The still life items are separated from one another by thin white lines, the white of which is actually the white of the paper; highlights on the items also come from the unpainted paper surface.  Instead of treating the sheet simply as an arena where pigments are arranged, Hannell painted with the paper so that the white becomes a participating color rather than a neutral ground.
    Hannell's limited palette of green, orange, yellow, brown, and gray visually connects the elements in the picture to the point that viewers can see the painting abstractly with ease.  Objects do not proclaim their individual natures or identities but instead relate to one another in a harmonious way, as if they were destined to come together in this painterly, coloristic treatment.  The green mug is every bit as organic in its appearance as the fruits, leaves, and flower that surround it; perhaps this mug was a hand-built and glazed piece that the artist herself created as an unconscious reaction to the uniformity and impersonal perfection of so many manufactured functional vessels.  Like the other still life items, it seems to beckon one's hand to hold it and
appreciate its tactile rewards, brought to the viewer's attention by the visual textures that arise from Hannell's method of applying the paint and letting it speak on its own terms, in its own raw language.
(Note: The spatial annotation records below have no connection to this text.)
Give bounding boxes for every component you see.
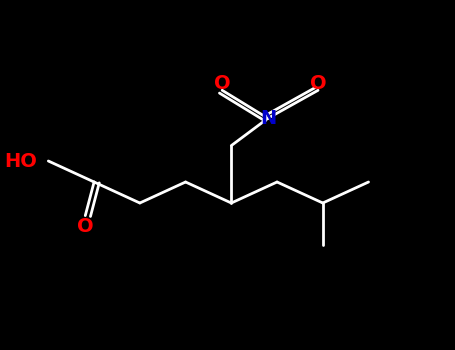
Text: N: N: [260, 109, 276, 128]
Text: O: O: [214, 74, 231, 93]
Text: O: O: [77, 217, 94, 236]
Text: O: O: [310, 74, 326, 93]
Text: HO: HO: [5, 152, 37, 170]
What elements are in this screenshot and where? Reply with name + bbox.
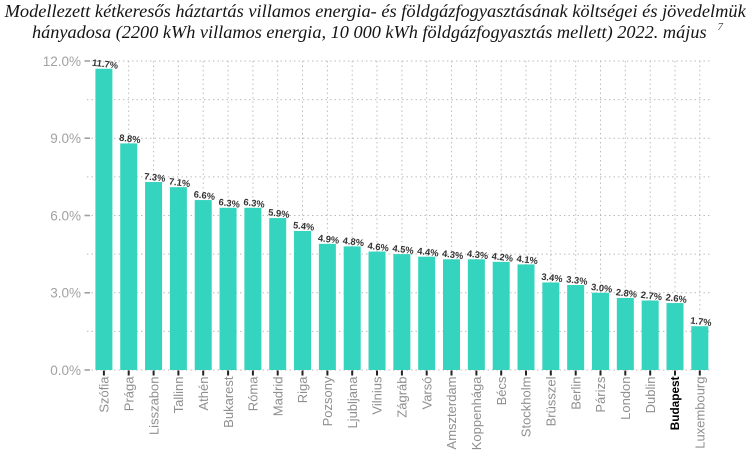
svg-text:3.3%: 3.3% — [566, 273, 589, 287]
svg-text:Tallinn: Tallinn — [171, 377, 186, 414]
svg-text:Szófia: Szófia — [97, 376, 112, 413]
svg-text:0.0%: 0.0% — [50, 363, 81, 378]
svg-text:2.7%: 2.7% — [640, 289, 663, 303]
svg-text:Varsó: Varsó — [419, 377, 434, 410]
svg-text:Koppenhága: Koppenhága — [469, 376, 484, 451]
svg-text:Berlin: Berlin — [568, 377, 583, 410]
svg-text:6.3%: 6.3% — [218, 196, 241, 210]
svg-text:4.3%: 4.3% — [466, 248, 489, 262]
svg-text:4.2%: 4.2% — [491, 250, 514, 264]
svg-text:6.6%: 6.6% — [193, 188, 216, 202]
svg-text:12.0%: 12.0% — [43, 54, 81, 69]
svg-text:4.9%: 4.9% — [317, 232, 340, 246]
svg-text:5.4%: 5.4% — [292, 219, 315, 233]
svg-text:3.4%: 3.4% — [541, 271, 564, 285]
svg-text:Ljubljana: Ljubljana — [345, 376, 360, 429]
svg-text:6.0%: 6.0% — [50, 208, 81, 223]
svg-text:4.1%: 4.1% — [516, 253, 539, 267]
svg-text:4.8%: 4.8% — [342, 235, 365, 249]
svg-text:Pozsony: Pozsony — [320, 376, 335, 426]
svg-text:6.3%: 6.3% — [243, 196, 266, 210]
svg-text:7.3%: 7.3% — [144, 170, 167, 184]
svg-text:Lisszabon: Lisszabon — [146, 377, 161, 436]
svg-text:Luxembourg: Luxembourg — [693, 377, 708, 449]
svg-text:1.7%: 1.7% — [690, 314, 713, 328]
svg-text:4.5%: 4.5% — [392, 242, 415, 256]
svg-text:4.4%: 4.4% — [417, 245, 440, 259]
svg-text:Madrid: Madrid — [270, 377, 285, 417]
svg-text:Riga: Riga — [295, 376, 310, 404]
svg-text:Athén: Athén — [196, 377, 211, 411]
svg-text:11.7%: 11.7% — [92, 57, 120, 71]
svg-text:9.0%: 9.0% — [50, 131, 81, 146]
svg-text:Zágráb: Zágráb — [395, 377, 410, 418]
svg-text:Dublin: Dublin — [643, 377, 658, 414]
svg-text:4.6%: 4.6% — [367, 240, 390, 254]
svg-text:5.9%: 5.9% — [268, 206, 291, 220]
svg-text:7.1%: 7.1% — [168, 175, 191, 189]
svg-text:Budapest: Budapest — [668, 376, 682, 430]
svg-text:3.0%: 3.0% — [590, 281, 613, 295]
svg-text:3.0%: 3.0% — [50, 286, 81, 301]
svg-text:Bécs: Bécs — [494, 376, 509, 405]
svg-text:London: London — [618, 377, 633, 420]
svg-text:Párizs: Párizs — [593, 376, 608, 413]
svg-text:Prága: Prága — [121, 376, 136, 411]
svg-text:Stockholm: Stockholm — [519, 377, 534, 438]
svg-text:Brüsszel: Brüsszel — [544, 376, 559, 426]
svg-text:Amszterdam: Amszterdam — [444, 377, 459, 450]
svg-text:Bukarest: Bukarest — [221, 376, 236, 428]
svg-text:Vilnius: Vilnius — [370, 376, 385, 415]
svg-text:2.8%: 2.8% — [615, 286, 638, 300]
svg-text:Róma: Róma — [246, 376, 261, 411]
svg-text:8.8%: 8.8% — [119, 132, 142, 146]
svg-text:4.3%: 4.3% — [441, 248, 464, 262]
svg-text:2.6%: 2.6% — [665, 291, 688, 305]
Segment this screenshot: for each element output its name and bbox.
    I would like to share a personal experience at this point to close my essay.  When I learned of Hannell's passing, I gave voice to some thoughts going through my mind.  No one heard me, but I suppose I was moved to speak aloud by the strength of my feelings.  "Hazel," I said, "I never had the privilege of meeting you, but I thank you for your example.  Until nearly the end of your long life, you stayed with it.  You kept working, you kept Seeing, and you inspire me to do the same." I intentionally capitalized the word "Seeing" here because I mean for this word to encompass both the eyes and the heart.  A heart-seeing enables an artist, after all, to reach across time and share observations about a mug, a flower, and three pieces of fruit that will stay as forever fresh as the lively surface of this small watercolor in the Brauer Museum's collection.